El enemigo estaba bien dentro del alcance de los arqueros y tiradores en la muralla de la Aldea de Aramos, pero con sus números, no importaba.

Estaban atravesando a los defensores tan rápido que ninguna cantidad de apoyo de arquería cambiaría el resultado.

El pistolero dejó caer sus pistolas en un cubo y agarró otro par, unas que no estaban sobrecalentadas por el rápido disparo.

Dominic disparaba [Explosiones Arcanas] tan rápido como balas de pistola, pero podía sentirse mareado por el esfuerzo.

Bueno, de todos modos estaba sentado.

No había ningún lugar donde colapsar excepto el techo de su forja.

Al menos estaba caliente.

La lucha llegó a un punto muerto mientras los fusileros ahora podían cubrir un área más pequeña, así que Dominic se tomó un respiro rápido y comenzó a lanzar bolsas frescas de munición a la Guardia Real mientras se detenían para recargar.

Ya debían estar quedándose sin munición, pero se estaban volviendo increíblemente competentes con las palancas de carga, e incluso habían aprendido a operarlas con una sola mano con el rifle apoyado en sus piernas mientras recargaban las balas de plomo.
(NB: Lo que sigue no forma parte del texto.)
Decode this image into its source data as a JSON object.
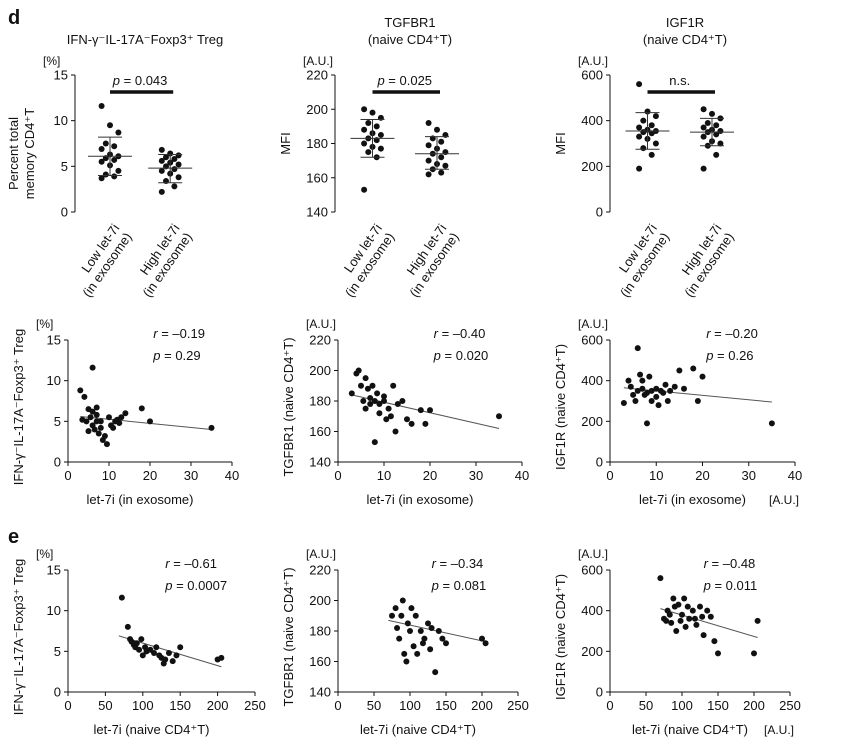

Entonces, Dominic vio humanos a caballo corriendo hacia ellos a toda velocidad desde el lado opuesto a la ciudad.

¿Podrían ser salvados?

Si este era otro de los equipos de investigación Real, solo necesitarían aguantar unos minutos más.

El sonido de los cascos trajo renovada esperanza a los defensores, y después de meterse en la boca una bola de mezcla de frutos secos masticable, Dominic se reincorporó a la batalla.

Solo unos minutos más para la salvación.

La caballería estaba cerca ahora, lo suficientemente cerca como para que Dominic pudiera ver un rostro muy familiar, cruelmente marcado.

Un rostro que reconocería en cualquier parte.

Después de todo, tenía diez años cuando le hizo esas cicatrices en la cara al hombre con sus propias garras después de que ese monstruo hubiera quemado su aldea hasta los cimientos.